Most of that summer I can’t remember. Nights blur into each other, the order of events are muddled, vague, and plus, my history of things is different than Angela’s history of things—that’s clear now. Still, if I focus hard I can bring myself back to that night and remember the details almost exactly as they happened. I think about it a lot—both that night and that summer—and when I think about it, I think about the beginning of Dad’s sickness; I think about Angela and our plans to move out of town together; and though I try not to, I always end up thinking about the family that she and I would stay up imagining in bed. When I think about that night (and that summer, too), I know that even as it was happening, even as Angela and I lay holding each other and talking in whispers, it was so ephemeral, so incoherent, that it was over before it really started. But it felt nice. It was just about the best I’ve ever felt. Or at least that’s how I remember it.

Angela and I had been spending a lot of time together, so we were going to take a break for the night. Then I got the call about Dad’s prostate cancer. I got the call, texted Angela, and an hour later she was rapping on my window with coffee and takeout from Loak Toang’s. We sat criss crossed on the carpet, barely touching our food. Then the two of us got into bed and just lay there a while. Angela put a song on the Bluetooth speaker before asking me if I wanted to smoke. And I did want to smoke. She packed us a bowl, and we took two hits each before lying down.

He spent the whole time going on about heaven, I said.

What do you mean? she asked.

Heaven, heaven, heaven. Pearly gates, a mansion in the hills, his own father greeting him in a healthy, young body. It’s like he’s giving up on real life.

You have to let him believe what he wants to, Angela said. You have to let him have that.

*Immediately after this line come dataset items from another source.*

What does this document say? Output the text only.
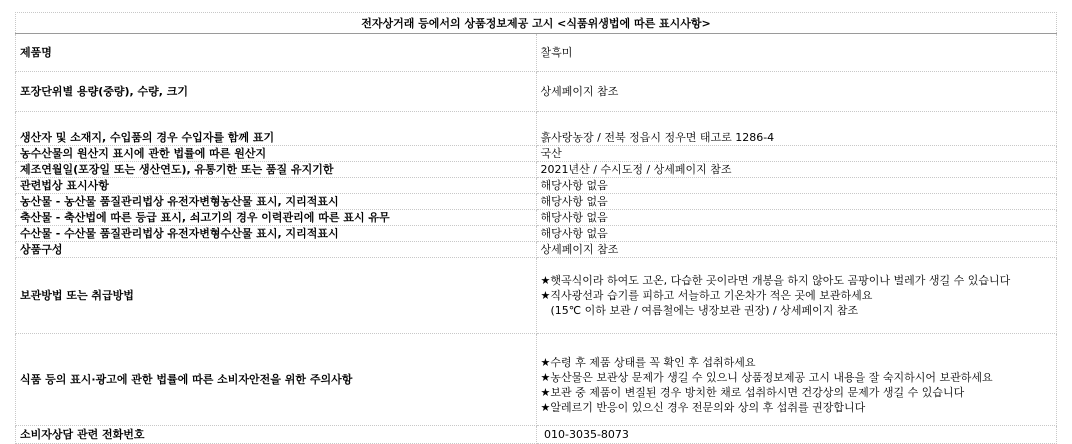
전자상거래 등에서의 상품정보제공 고시 <식품위생법에 따른 표시사항>	
제품명	찰흑미
포장단위별 용량(중량), 수량, 크기	상세페이지 참조
생산자 및 소재지, 수입품의 경우 수입자를 함께 표기	흙사랑농장 / 전북 정읍시 정우면 태고로 1286-4
농수산물의 원산지 표시에 관한 법률에 따른 원산지	국산
제조연월일(포장일 또는 생산연도), 유통기한 또는 품질 유지기한	2021년산 / 수시도정 / 상세페이지 참조
관련법상 표시사항	해당사항 없음
농산물 - 농산물 품질관리법상 유전자변형농산물 표시, 지리적표시	해당사항 없음
축산물 - 축산법에 따른 등급 표시, 쇠고기의 경우 이력관리에 따른 표시 유무	해당사항 없음
수산물 - 수산물 품질관리법상 유전자변형수산물 표시, 지리적표시	해당사항 없음
상품구성	상세페이지 참조
보관방법 또는 취급방법	★햇곡식이라 하여도 고온, 다습한 곳이라면 개봉을 하지 않아도 곰팡이나 벌레가 생길 수 있습니다
★직사광선과 습기를 피하고 서늘하고 기온차가 적은 곳에 보관하세요
(15℃ 이하 보관 / 여름철에는 냉장보관 권장) / 상세페이지 참조

식품 등의 표시·광고에 관한 법률에 따른 소비자안전을 위한 주의사항	★수령 후 제품 상태를 꼭 확인 후 섭취하세요
★농산물은 보관상 문제가 생길 수 있으니 상품정보제공 고시 내용을 잘 숙지하시어 보관하세요
★보관 중 제품이 변질된 경우 방치한 채로 섭취하시면 건강상의 문제가 생길 수 있습니다
★알레르기 반응이 있으신 경우 전문의와 상의 후 섭취를 권장합니다

소비자상담 관련 전화번호	010-3035-8073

I know, I told her. But it doesn’t mean I like hearing about it.

I talked some more about why it upset me. Dad’s heaven talk. How it felt like a form of suicidal ideation, an acceptance of sad circumstance in late life, an escape from reality, a reason to ignore eating well, going to doctor appointments. Then I said something that surprised myself. I said something I’d known, but barely thought, let alone said aloud.

I said, The worst part is that I could be there more, and I’m choosing not to be. I could see him more, and I’m choosing not to, because it’s hard. Because we’re different from each other, and I have to think about me, too. You know? I have my life to worry about, too. I stopped for a minute and looked at her. My Dad’s going to die, and I’m not going to feel like I did enough. He’s going to die, and there’s no way that I can do enough.

My head was buried in Angela’s chest, and I was quaking in her arms. I was crying and shaking so much that I thought my body would implode. I’d never cried like that to another person. It felt good to shake and sob and say things aloud that I’d never said aloud. To express those thoughts I’d hardly let myself think. I had never felt that sort of closeness. Between sobs, I would say it again: It’s never going to be enough—he’s going to die, and it won’t feel like I did enough. And Angela held me. She held me and talked in a low, soft voice that made me feel known. She rubbed my shoulders and kissed my head. Then I thought of Dad dying, and knew it would be okay with Angela there. I thought of his death, my impossible relationship with him, and the funeral planning, and the guilt—and I thought, despite all of that, this: Angela without her makeup in the lamplight, stoned, her hard, triangular face looking paler, softer, our two faces facing each other, young and hopeful and still unused to loss. She was the only person I fully loved. There was Angela, and there was this closeness, and there were moments like thismoments of joy. Joy, that’s what I felt. A word too small for a feeling so big. I felt it in my arms, in my legs. It got to where I didn’t know if I was shaking because of the crying or the joy. Angela put my hand on her stomach, and I rubbed it for a while. She smiled at me. We fell asleep like that.